Liputan6.com, Jakarta - Ketua Umum Himpunan Pengusaha Muda Indonesia (HIPMI) Mardani Maming sudah menerima surat perintah dimulainya penyidikan (SPDP) terkait kasus dugaan suap izin pertambangan dari Komisi Pemberantasan Korupsi (KPK). Dengan menerima SPDP ini, Mardani Maming resmi ditetapkan menjadi tersangka.
Lantas, apakah statusnya sebagai Ketum HIPMI juga ikut berubah?
Advertisement
Saat ditanyai hal tersebut, Ketua Umum Bidang Keuangan dan Perbankan, Badan Pengurus Pusat HIPMI Anggawira belum mau banyak bicara. Dia mengatakan, pihaknya belum mengambil sikap atas adanya penetapan hukum itu.
"Saya no comment, belum ada keputusan organisasi," ujar Anggawira kepada Liputan6.com, Jumat (24/6/2022).
Adapun status baru Mardani Maming sebagai tersangka turut dikonfirmasi sang kuasa hukum, Ahmad Irawan. Ahmad menyebut, kliennya menerima surat penetapan tersangka pada Rabu, 22 Juni 2022 kemarin.
"Sudah. Terima hari Rabu, 22 Juni 2022 kemarin," ujar Ahmad saat dikonfirmasi.
Ahmad mengaku pihaknya belum memutuskan apakah akan melawan KPK melalui praperadilan atau tidak. Pasalnya, Mardani sempat menyatakan ada kriminalisasi dalam proses hukum terhadapnya.
"Kita pelajari dulu. Hak hukum yang diberikan dan ruang hukum yang tersedia kita akan manfaatkan untuk mendapatkan keadilan," kata Ahmad.

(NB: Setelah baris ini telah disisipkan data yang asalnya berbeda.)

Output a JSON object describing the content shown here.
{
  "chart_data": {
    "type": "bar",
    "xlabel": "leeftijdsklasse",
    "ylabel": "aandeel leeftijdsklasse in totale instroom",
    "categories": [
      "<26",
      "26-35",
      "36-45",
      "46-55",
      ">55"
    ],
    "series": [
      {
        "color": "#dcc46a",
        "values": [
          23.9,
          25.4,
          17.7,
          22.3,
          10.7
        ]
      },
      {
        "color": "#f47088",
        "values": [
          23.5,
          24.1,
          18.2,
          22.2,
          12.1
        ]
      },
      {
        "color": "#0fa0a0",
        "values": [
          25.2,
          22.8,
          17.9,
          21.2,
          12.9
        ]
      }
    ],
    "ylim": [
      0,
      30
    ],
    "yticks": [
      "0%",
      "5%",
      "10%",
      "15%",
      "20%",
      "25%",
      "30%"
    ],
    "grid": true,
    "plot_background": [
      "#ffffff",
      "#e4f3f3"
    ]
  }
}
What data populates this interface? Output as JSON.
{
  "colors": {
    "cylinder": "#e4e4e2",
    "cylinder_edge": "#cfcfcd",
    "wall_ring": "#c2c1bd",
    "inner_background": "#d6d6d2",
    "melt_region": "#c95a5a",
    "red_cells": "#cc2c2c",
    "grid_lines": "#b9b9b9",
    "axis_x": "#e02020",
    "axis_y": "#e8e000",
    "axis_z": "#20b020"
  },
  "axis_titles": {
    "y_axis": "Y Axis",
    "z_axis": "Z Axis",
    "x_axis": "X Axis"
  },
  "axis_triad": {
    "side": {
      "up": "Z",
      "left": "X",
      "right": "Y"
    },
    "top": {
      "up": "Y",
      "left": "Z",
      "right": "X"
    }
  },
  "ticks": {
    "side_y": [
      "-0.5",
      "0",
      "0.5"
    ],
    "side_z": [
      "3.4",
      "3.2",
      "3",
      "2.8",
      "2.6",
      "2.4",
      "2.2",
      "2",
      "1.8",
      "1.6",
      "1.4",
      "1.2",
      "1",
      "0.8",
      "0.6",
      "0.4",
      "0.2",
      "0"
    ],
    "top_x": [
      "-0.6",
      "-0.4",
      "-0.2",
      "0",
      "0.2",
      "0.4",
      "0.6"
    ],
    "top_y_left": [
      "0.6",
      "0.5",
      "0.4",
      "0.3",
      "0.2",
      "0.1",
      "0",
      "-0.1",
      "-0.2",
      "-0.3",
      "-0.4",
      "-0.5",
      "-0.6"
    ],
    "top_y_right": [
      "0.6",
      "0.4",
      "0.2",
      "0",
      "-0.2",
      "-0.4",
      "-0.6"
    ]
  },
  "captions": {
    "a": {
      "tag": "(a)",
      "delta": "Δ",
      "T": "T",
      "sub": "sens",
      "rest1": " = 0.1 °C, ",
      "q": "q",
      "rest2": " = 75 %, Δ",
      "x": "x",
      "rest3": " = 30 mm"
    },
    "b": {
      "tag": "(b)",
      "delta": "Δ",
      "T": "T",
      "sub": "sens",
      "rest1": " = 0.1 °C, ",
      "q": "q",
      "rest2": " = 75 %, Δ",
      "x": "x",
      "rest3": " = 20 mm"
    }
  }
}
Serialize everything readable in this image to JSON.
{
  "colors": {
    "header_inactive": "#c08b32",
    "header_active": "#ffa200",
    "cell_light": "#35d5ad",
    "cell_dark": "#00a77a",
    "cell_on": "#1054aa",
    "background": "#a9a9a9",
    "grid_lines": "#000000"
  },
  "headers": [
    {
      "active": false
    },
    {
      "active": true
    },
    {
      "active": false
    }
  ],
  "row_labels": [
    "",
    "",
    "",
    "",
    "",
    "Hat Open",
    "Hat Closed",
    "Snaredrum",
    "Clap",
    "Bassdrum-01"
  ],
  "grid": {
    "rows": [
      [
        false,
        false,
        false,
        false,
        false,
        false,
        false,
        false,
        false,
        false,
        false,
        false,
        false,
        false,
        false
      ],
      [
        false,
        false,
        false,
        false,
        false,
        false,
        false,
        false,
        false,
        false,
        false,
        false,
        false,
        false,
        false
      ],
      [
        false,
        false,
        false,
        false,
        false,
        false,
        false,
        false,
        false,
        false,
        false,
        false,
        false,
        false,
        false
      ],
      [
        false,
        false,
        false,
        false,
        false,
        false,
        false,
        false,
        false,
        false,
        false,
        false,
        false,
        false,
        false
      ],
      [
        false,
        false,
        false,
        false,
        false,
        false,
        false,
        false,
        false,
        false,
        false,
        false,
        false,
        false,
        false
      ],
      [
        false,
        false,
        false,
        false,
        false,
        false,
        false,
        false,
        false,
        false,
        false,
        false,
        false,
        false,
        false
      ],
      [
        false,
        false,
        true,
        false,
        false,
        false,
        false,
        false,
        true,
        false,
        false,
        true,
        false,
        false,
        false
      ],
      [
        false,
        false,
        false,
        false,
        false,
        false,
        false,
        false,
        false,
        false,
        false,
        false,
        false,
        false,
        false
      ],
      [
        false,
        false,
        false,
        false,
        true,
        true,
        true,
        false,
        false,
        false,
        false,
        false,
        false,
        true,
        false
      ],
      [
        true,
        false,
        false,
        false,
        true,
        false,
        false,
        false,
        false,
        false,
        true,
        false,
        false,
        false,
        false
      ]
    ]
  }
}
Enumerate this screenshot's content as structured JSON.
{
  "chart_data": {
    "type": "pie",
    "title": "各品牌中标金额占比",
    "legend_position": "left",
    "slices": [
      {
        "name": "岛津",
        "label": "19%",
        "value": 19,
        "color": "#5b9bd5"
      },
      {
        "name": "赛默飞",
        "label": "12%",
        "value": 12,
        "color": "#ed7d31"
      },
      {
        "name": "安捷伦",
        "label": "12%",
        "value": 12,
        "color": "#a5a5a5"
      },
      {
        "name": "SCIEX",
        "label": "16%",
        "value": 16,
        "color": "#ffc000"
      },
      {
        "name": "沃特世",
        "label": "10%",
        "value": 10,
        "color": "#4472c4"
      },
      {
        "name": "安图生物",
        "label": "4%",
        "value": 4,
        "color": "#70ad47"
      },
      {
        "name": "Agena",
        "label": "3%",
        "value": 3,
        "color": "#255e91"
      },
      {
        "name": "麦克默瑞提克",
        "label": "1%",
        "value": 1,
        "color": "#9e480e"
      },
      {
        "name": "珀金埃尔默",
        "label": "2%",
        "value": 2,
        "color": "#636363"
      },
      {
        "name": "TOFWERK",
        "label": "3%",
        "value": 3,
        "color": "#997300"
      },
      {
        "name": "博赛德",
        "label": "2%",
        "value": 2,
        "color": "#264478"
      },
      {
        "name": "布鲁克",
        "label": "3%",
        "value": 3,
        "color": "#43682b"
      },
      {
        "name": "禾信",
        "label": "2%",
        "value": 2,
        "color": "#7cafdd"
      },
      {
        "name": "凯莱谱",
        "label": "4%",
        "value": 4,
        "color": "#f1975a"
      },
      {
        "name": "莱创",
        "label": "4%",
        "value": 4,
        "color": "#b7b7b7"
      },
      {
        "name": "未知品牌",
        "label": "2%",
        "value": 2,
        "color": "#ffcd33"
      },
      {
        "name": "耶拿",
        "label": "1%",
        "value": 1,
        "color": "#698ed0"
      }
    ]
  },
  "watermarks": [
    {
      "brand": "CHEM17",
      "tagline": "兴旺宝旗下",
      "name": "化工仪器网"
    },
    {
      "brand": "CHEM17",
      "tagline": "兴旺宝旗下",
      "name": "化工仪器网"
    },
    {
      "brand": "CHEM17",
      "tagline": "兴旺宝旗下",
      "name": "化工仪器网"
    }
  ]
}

Mardani Maming adalah politikus Partai Demokrasi Indonesia Perjuangan (PDI-P) yang menjabat Ketua Umum HIPMI periode 2019–2022. Selain itu ia juga menjabat sebagai Bendahara Umum Pengurus Besar Nahdlatul Ulama (PBNU) periode 2022–2027.
Sebelumnya, ia pernah menduduki posisi Bupati Tanah Bumbu periode 2010–2015 dan 2016–2018.
* Fakta atau Hoaks? Untuk mengetahui kebenaran informasi yang beredar, silakan WhatsApp ke nomor Cek Fakta Liputan6.com 0811 9787 670 hanya dengan ketik kata kunci yang diinginkan.
KPK Pastikan Kantongi Bukti Dugaan Suap Ketum HIPMI Mardani Maming
Komisi Pemberantasan Korupsi (KPK) memastikan telah memiliki bukti kuat dalam kasus dugaan tindak pidana suap yang menyeret nama Ketua Umum Himpunan Pengusaha Muda Indonesia (HIPMI) Mardani H Maming.
Maming diduga terlibat tindak pidana suap izin pertambangan saat menjadi Bupati Tanah Bumbu, Kalimantan Selatan.
"Dalam setiap penanganan perkara, KPK tentu bekerja berdasarkan kecukupan alat bukti sebagaimana koridor hukum, prosedur, dan perundang-undangan yang berlaku," ujar Plt Juru Bicara KPK Ali Fikri dalam keterangannya, Selasa (21/6/2022).
Ali mengatakan, bukti yang dimiliki KPK sudah cukup saat menaikkan status penanganan dari penyelidikan ke penyidikan. Ali menyebut, kasus tersebut saat ini sudah di tahap penyidikan.
"Alat bukti berdasarkan KUHAP bisa berupa keterangan dari saksi, ahli, ataupun terdakwa, serta surat maupun petunjuk lainnya," kata Ali.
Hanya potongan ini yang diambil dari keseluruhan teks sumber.